There were a few minor fairing spots but not really anything to worry about. Some areas with pinholes but the high build did a good job of covering up most of them. I found a few dings I had forgotten about. And then there were the outer edges of the deck. Getting the cracked gelcoat off without damaging the underlying laminate was pretty near impossible so I decided to grind aggresively and rebuild the edges with fairing compound. For the most part it worked but that leaves a pretty soft corner to sand and with the primer sanding so hard it was pretty tricky sanding it smooth without gouging the lip of the deck edge. I really should have taken a picture to explain. There is a slight raised edge all around the late model Triton deck where the toerail attaches. The inner edge is a curved shape that is tricky in the best of times to sand well. I may or may not take the time to make this pretty. In the big scheme of things it really isn't a big deal and with paint I might not even notice and I really doubt anyone else every will.

Now it is all about deciding how fussy to be. At some point I will say 'good enough' and move on with the final priming. That should happen by the end of the week. That will be nice.

em tasol


Ariel, CD 36 said...

I'm taking notes for the Alberg refit, which I'll return to one day. It has some pretty serious crazing on the decks, not to mention all of the holes a PO drilled to thru-bolt stuff in the cabin - CRAZY.

So how much $ do you think you will have invested in the hull and deck by the time you're done? What can a wannabe like me expect to spend?

britton said...

Money is a bad subject to talk about. I have a rough idea on the overall project but for just the decks...

A few hundred sanding disks for the DA, the same in premium cloth backed sand paper. About $300 in high build primer and another $150 of 545 primer waiting to be put on. $50 in final fairing materials. I expect the hull and deck topcoats to run around $700 total in materials. Of course there was the epoxy for the minor recoring I needed to do too but my deck wasn't too bad in that department. Maybe a few hundred there.

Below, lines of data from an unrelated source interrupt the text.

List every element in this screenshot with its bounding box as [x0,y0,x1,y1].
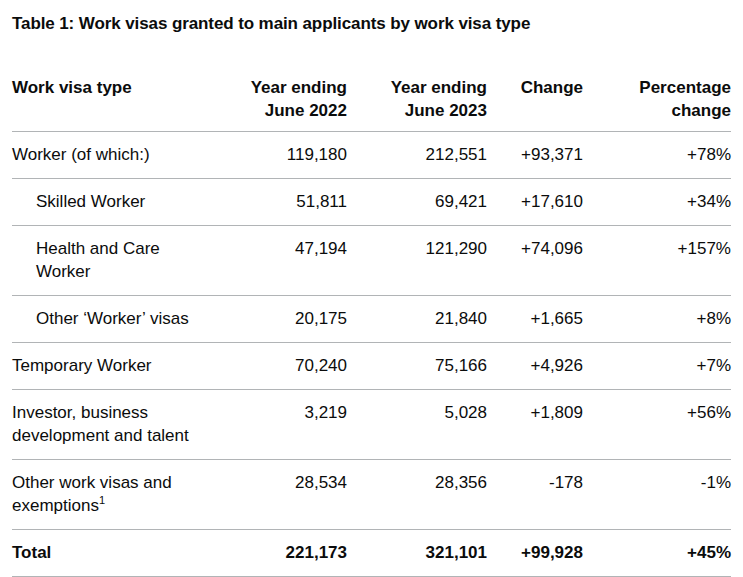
percent-change-cell: +34% [583,179,731,226]
change-cell: +93,371 [487,132,583,179]
year-2022-cell: 70,240 [210,343,347,390]
table-row-worker: Worker (of which:) 119,180 212,551 +93,3… [12,132,731,179]
year-2022-cell: 28,534 [210,460,347,530]
footnote-marker: 1 [99,494,105,506]
visa-type-cell: Worker (of which:) [12,132,210,179]
visa-type-cell: Other ‘Worker’ visas [12,296,210,343]
percent-change-cell: +78% [583,132,731,179]
change-cell: +1,665 [487,296,583,343]
table-row-other-worker-visas: Other ‘Worker’ visas 20,175 21,840 +1,66… [12,296,731,343]
year-2023-cell: 121,290 [347,226,487,296]
year-2022-cell: 3,219 [210,390,347,460]
table-row-total: Total 221,173 321,101 +99,928 +45% [12,530,731,577]
visa-type-cell: Temporary Worker [12,343,210,390]
percent-change-cell: +157% [583,226,731,296]
visa-type-cell: Other work visas and exemptions1 [12,460,210,530]
work-visas-table: Work visa type Year ending June 2022 Yea… [12,76,731,577]
visa-type-cell: Investor, business development and talen… [12,390,210,460]
year-2023-cell: 21,840 [347,296,487,343]
change-cell: +99,928 [487,530,583,577]
year-2023-cell: 69,421 [347,179,487,226]
column-header-year-ending-june-2023: Year ending June 2023 [347,76,487,132]
change-cell: +17,610 [487,179,583,226]
change-cell: +74,096 [487,226,583,296]
column-header-visa-type: Work visa type [12,76,210,132]
year-2022-cell: 221,173 [210,530,347,577]
table-row-other-work-visas-exemptions: Other work visas and exemptions1 28,534 … [12,460,731,530]
year-2023-cell: 5,028 [347,390,487,460]
year-2023-cell: 321,101 [347,530,487,577]
year-2023-cell: 28,356 [347,460,487,530]
visa-type-cell: Skilled Worker [12,179,210,226]
change-cell: +4,926 [487,343,583,390]
table-row-skilled-worker: Skilled Worker 51,811 69,421 +17,610 +34… [12,179,731,226]
table-row-health-and-care-worker: Health and Care Worker 47,194 121,290 +7… [12,226,731,296]
visa-type-cell: Total [12,530,210,577]
column-header-percentage-change: Percentage change [583,76,731,132]
table-row-temporary-worker: Temporary Worker 70,240 75,166 +4,926 +7… [12,343,731,390]
year-2022-cell: 51,811 [210,179,347,226]
column-header-year-ending-june-2022: Year ending June 2022 [210,76,347,132]
column-header-change: Change [487,76,583,132]
year-2023-cell: 212,551 [347,132,487,179]
year-2023-cell: 75,166 [347,343,487,390]
percent-change-cell: +7% [583,343,731,390]
change-cell: +1,809 [487,390,583,460]
table-row-investor-business-development-talent: Investor, business development and talen… [12,390,731,460]
year-2022-cell: 119,180 [210,132,347,179]
year-2022-cell: 47,194 [210,226,347,296]
visa-type-label: Other work visas and exemptions [12,473,172,515]
table-header-row: Work visa type Year ending June 2022 Yea… [12,76,731,132]
visa-type-cell: Health and Care Worker [12,226,210,296]
change-cell: -178 [487,460,583,530]
year-2022-cell: 20,175 [210,296,347,343]
page-title: Table 1: Work visas granted to main appl… [12,13,731,35]
percent-change-cell: +56% [583,390,731,460]
percent-change-cell: +45% [583,530,731,577]
percent-change-cell: -1% [583,460,731,530]
percent-change-cell: +8% [583,296,731,343]
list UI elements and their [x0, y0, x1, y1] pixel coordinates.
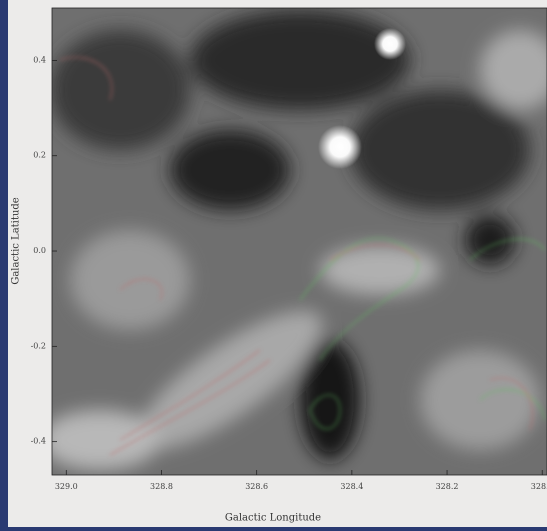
x-tick-label: 328.2 [436, 482, 459, 491]
x-axis-label: Galactic Longitude [225, 513, 321, 524]
page: Galactic Longitude Galactic Latitude 329… [0, 0, 547, 527]
chart: Galactic Longitude Galactic Latitude 329… [0, 0, 547, 527]
x-tick-label: 328.6 [245, 482, 268, 491]
y-tick-label: -0.2 [31, 341, 46, 350]
sky-image [40, 8, 547, 475]
x-tick-label: 328.8 [150, 482, 173, 491]
x-tick-label: 328.4 [340, 482, 363, 491]
y-tick-label: 0.0 [33, 246, 46, 255]
y-tick-label: 0.4 [33, 55, 46, 64]
y-tick-label: -0.4 [31, 437, 46, 446]
y-axis-label: Galactic Latitude [11, 197, 22, 284]
x-tick-label: 328.0 [531, 482, 547, 491]
y-tick-label: 0.2 [33, 151, 46, 160]
x-tick-label: 329.0 [55, 482, 78, 491]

The real cost is in the time. Sandpaper is relatively cheap but it takes hours and hours to burn through it all. You really don't want to think about it.

Oh, and my unfinished boat project is running somewhere over $20k not counting the initial purchase price. Need an anchoring system? $1000. Plumbing? $3000. Windvane still sitting in the middle of the cellar? another $3000. Spruce up the engine and propeller system? $1000.

... you get the idea.

The value of a beautiful boat built to my exact desires and wants? Priceless.

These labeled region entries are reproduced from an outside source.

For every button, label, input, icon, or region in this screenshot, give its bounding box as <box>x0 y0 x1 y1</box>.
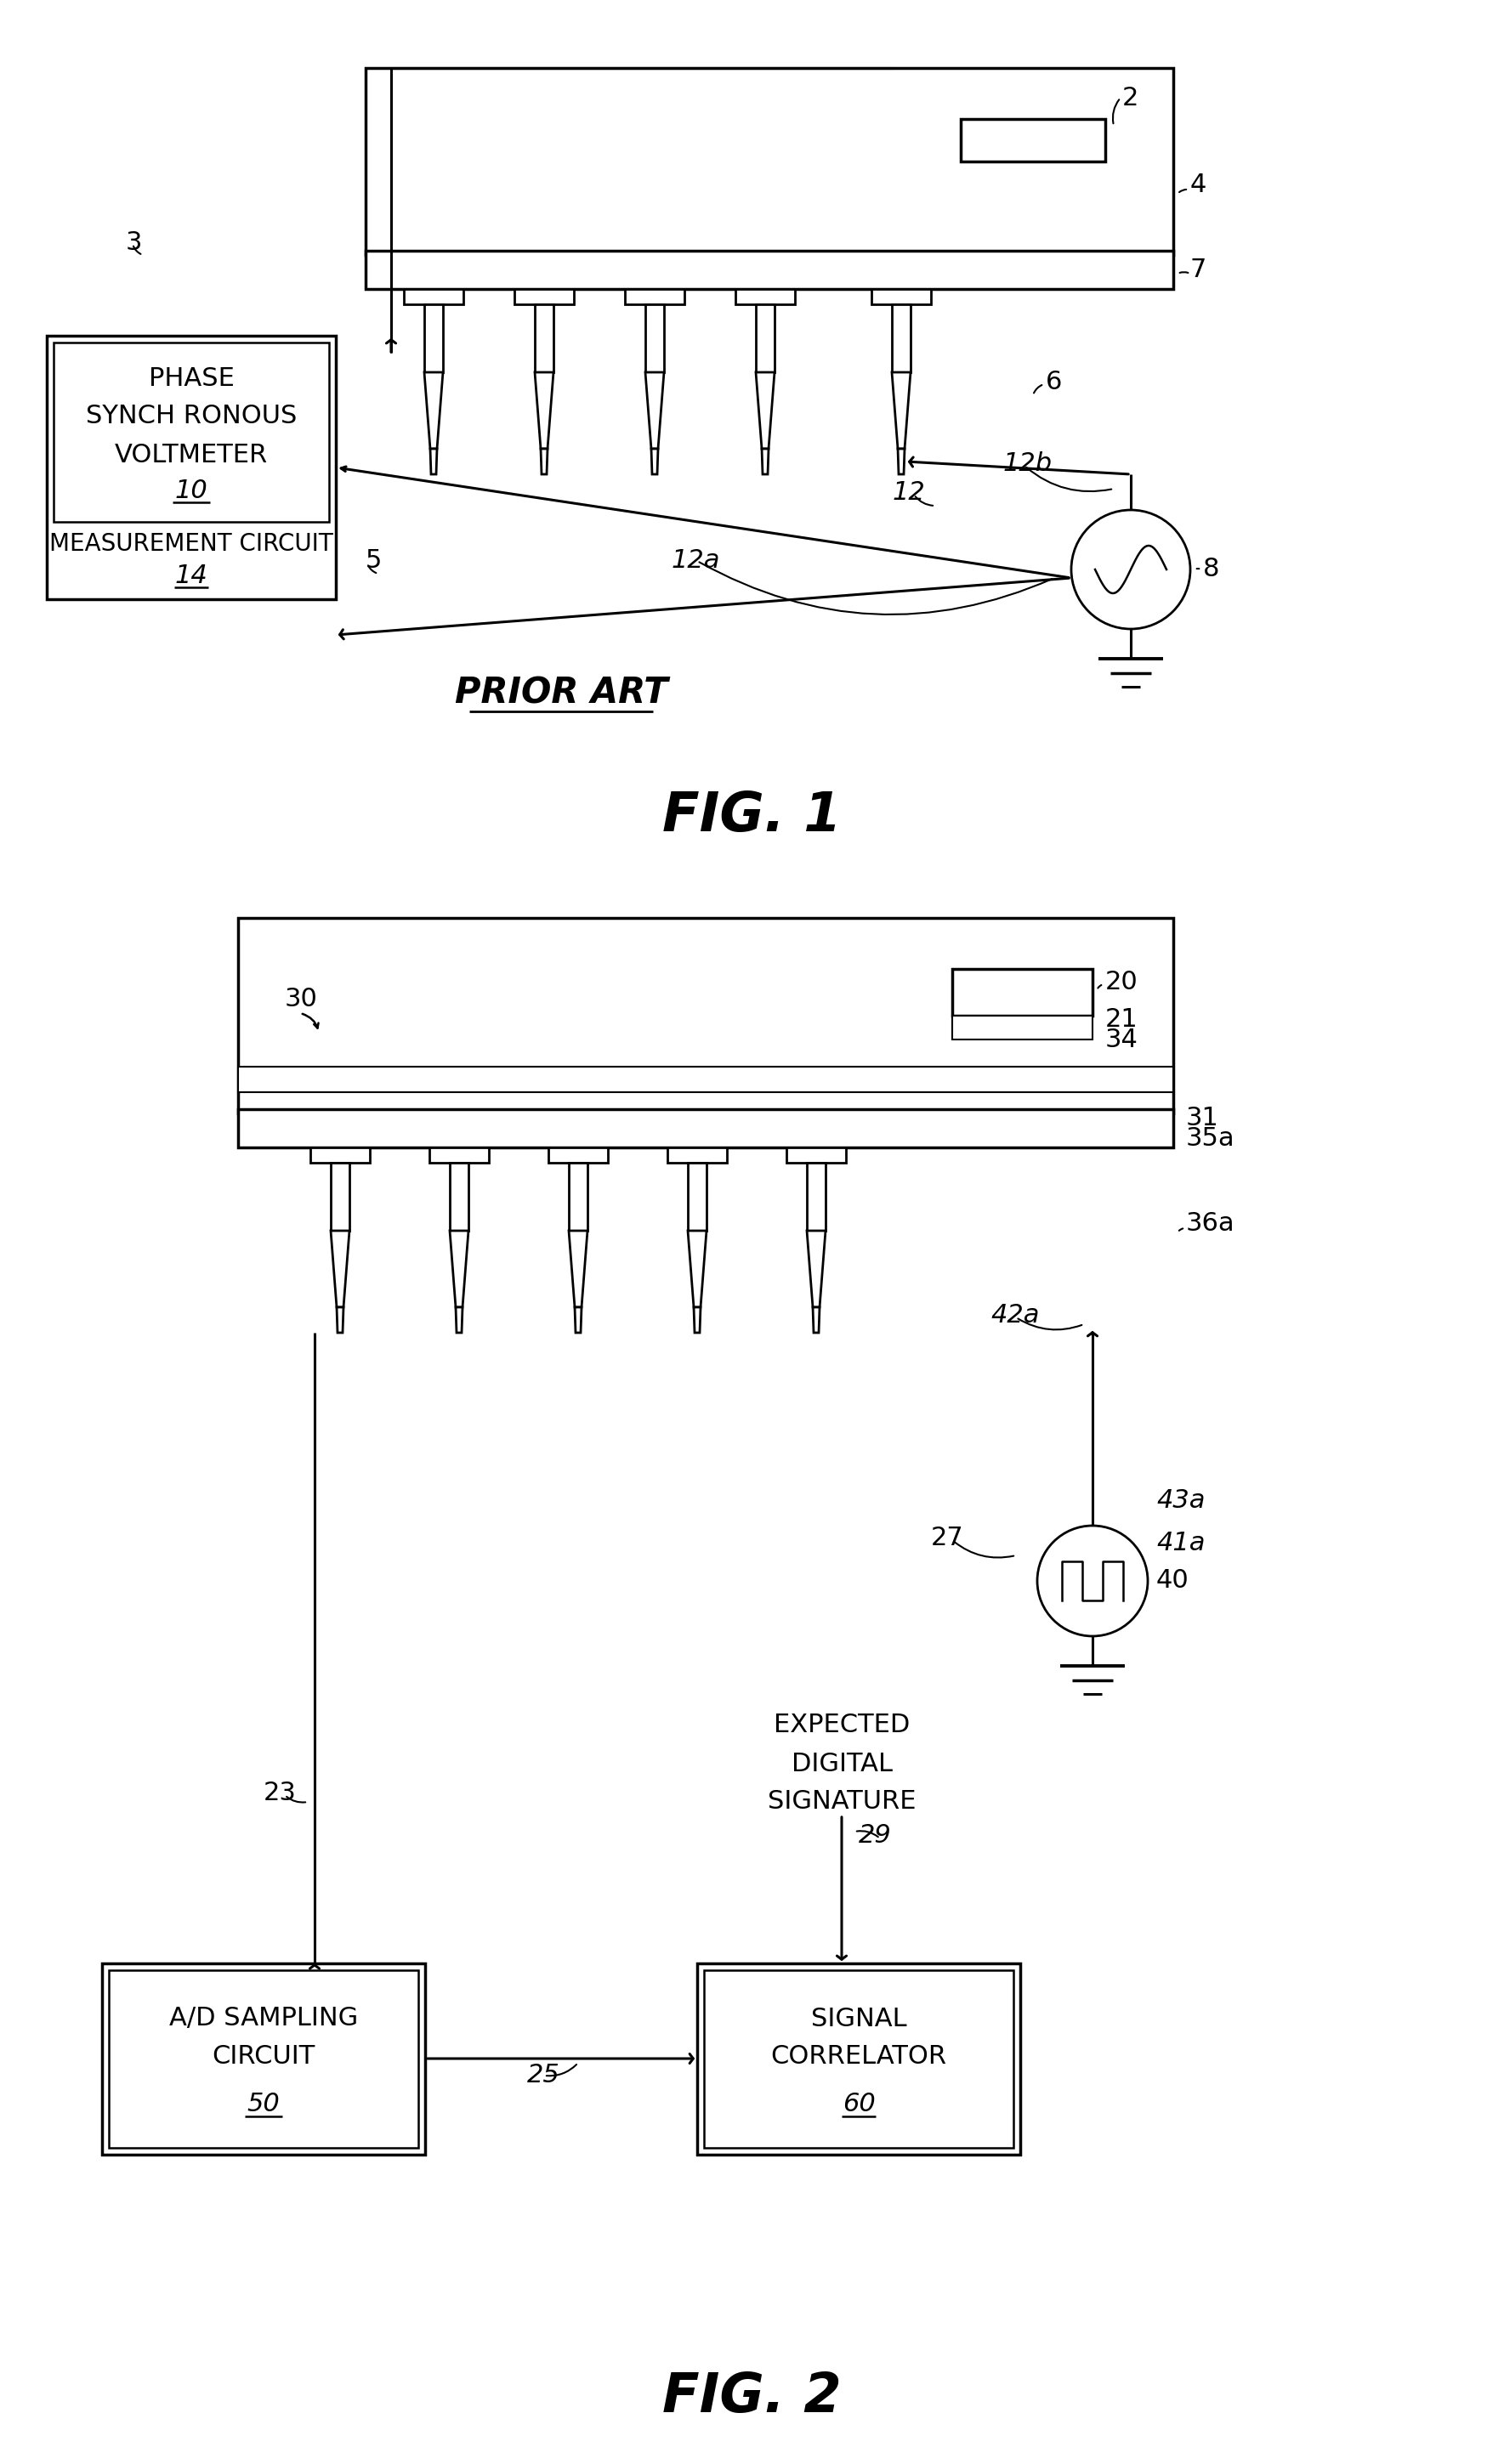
Polygon shape <box>693 1308 701 1333</box>
Text: 12a: 12a <box>672 549 720 574</box>
Bar <box>535 303 553 372</box>
Bar <box>806 1163 826 1230</box>
Text: 20: 20 <box>1105 968 1139 993</box>
Polygon shape <box>806 1230 826 1308</box>
Polygon shape <box>535 372 553 448</box>
Bar <box>961 118 1105 163</box>
Bar <box>331 1163 349 1230</box>
Bar <box>450 1163 468 1230</box>
Text: MEASUREMENT CIRCUIT: MEASUREMENT CIRCUIT <box>50 532 334 557</box>
Polygon shape <box>892 372 910 448</box>
Polygon shape <box>687 1230 707 1308</box>
Text: 12: 12 <box>893 480 925 505</box>
Polygon shape <box>331 1230 349 1308</box>
Polygon shape <box>645 372 663 448</box>
Text: 43a: 43a <box>1157 1488 1205 1513</box>
Polygon shape <box>456 1308 463 1333</box>
Text: VOLTMETER: VOLTMETER <box>114 444 268 468</box>
Polygon shape <box>424 372 444 448</box>
Bar <box>365 69 1173 254</box>
Text: 8: 8 <box>1203 557 1220 582</box>
Bar <box>687 1163 707 1230</box>
Text: 5: 5 <box>365 549 382 574</box>
Polygon shape <box>575 1308 582 1333</box>
Bar <box>47 335 335 599</box>
Bar <box>645 303 663 372</box>
Text: 29: 29 <box>859 1823 892 1848</box>
Text: 36a: 36a <box>1187 1212 1235 1237</box>
Polygon shape <box>430 448 438 473</box>
Bar <box>698 1964 1020 2154</box>
Bar <box>424 303 444 372</box>
Text: 35a: 35a <box>1187 1126 1235 1151</box>
Bar <box>310 1148 370 1163</box>
Bar <box>624 288 684 303</box>
Bar <box>668 1148 726 1163</box>
Polygon shape <box>763 448 769 473</box>
Bar <box>549 1148 608 1163</box>
Text: 21: 21 <box>1105 1008 1139 1032</box>
Text: SIGNAL: SIGNAL <box>811 2006 907 2030</box>
Text: 30: 30 <box>284 986 317 1010</box>
Text: 2: 2 <box>1122 86 1139 111</box>
Text: 50: 50 <box>247 2092 280 2117</box>
Bar <box>102 1964 426 2154</box>
Bar <box>238 1067 1173 1092</box>
Bar <box>704 1971 1014 2149</box>
Text: 42a: 42a <box>991 1303 1039 1328</box>
Polygon shape <box>541 448 547 473</box>
Polygon shape <box>651 448 659 473</box>
Polygon shape <box>757 372 775 448</box>
Text: 41a: 41a <box>1157 1530 1205 1555</box>
Bar <box>429 1148 489 1163</box>
Bar <box>757 303 775 372</box>
Text: 25: 25 <box>526 2062 559 2087</box>
Text: 7: 7 <box>1190 259 1206 283</box>
Text: 4: 4 <box>1190 172 1206 197</box>
Polygon shape <box>898 448 904 473</box>
Bar <box>365 251 1173 288</box>
Bar <box>569 1163 588 1230</box>
Text: 12b: 12b <box>1003 451 1053 476</box>
Text: SIGNATURE: SIGNATURE <box>767 1789 916 1814</box>
Bar <box>405 288 463 303</box>
Text: 40: 40 <box>1157 1570 1190 1594</box>
Text: PRIOR ART: PRIOR ART <box>454 675 668 710</box>
Text: 27: 27 <box>931 1525 964 1550</box>
Bar <box>871 288 931 303</box>
Text: FIG. 2: FIG. 2 <box>662 2370 841 2422</box>
Polygon shape <box>450 1230 468 1308</box>
Text: 10: 10 <box>174 478 208 503</box>
Text: 60: 60 <box>842 2092 875 2117</box>
Text: CORRELATOR: CORRELATOR <box>770 2045 946 2070</box>
Text: DIGITAL: DIGITAL <box>791 1752 892 1777</box>
Polygon shape <box>337 1308 343 1333</box>
Bar <box>54 342 329 522</box>
Text: 31: 31 <box>1187 1106 1220 1131</box>
Polygon shape <box>569 1230 588 1308</box>
Bar <box>108 1971 418 2149</box>
Bar <box>952 1015 1092 1040</box>
Text: 23: 23 <box>263 1781 296 1806</box>
Text: A/D SAMPLING: A/D SAMPLING <box>168 2006 358 2030</box>
Bar <box>238 1109 1173 1148</box>
Text: EXPECTED: EXPECTED <box>773 1712 910 1737</box>
Bar <box>952 968 1092 1015</box>
Bar <box>735 288 796 303</box>
Text: 14: 14 <box>174 564 208 589</box>
Bar <box>787 1148 845 1163</box>
Polygon shape <box>812 1308 820 1333</box>
Text: 6: 6 <box>1045 370 1062 394</box>
Text: 34: 34 <box>1105 1027 1139 1052</box>
Text: 3: 3 <box>126 229 143 254</box>
Text: CIRCUIT: CIRCUIT <box>212 2045 316 2070</box>
Bar <box>514 288 575 303</box>
Bar <box>892 303 910 372</box>
Text: SYNCH RONOUS: SYNCH RONOUS <box>86 404 296 429</box>
Text: PHASE: PHASE <box>149 365 235 392</box>
Bar <box>238 919 1173 1114</box>
Text: FIG. 1: FIG. 1 <box>662 788 841 843</box>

and don't forget all the valuable skills gained and the tremendous addition of overall knowledge that comes along with it all.

Like I said. Money is tough to talk about :-)

britton said...

I know, too much information. I should never write late at night when I am tired. I ramble.

Short answer, a couple of thousand. - and a lot of time behind the sander, especially if you have heavy crazing like I did.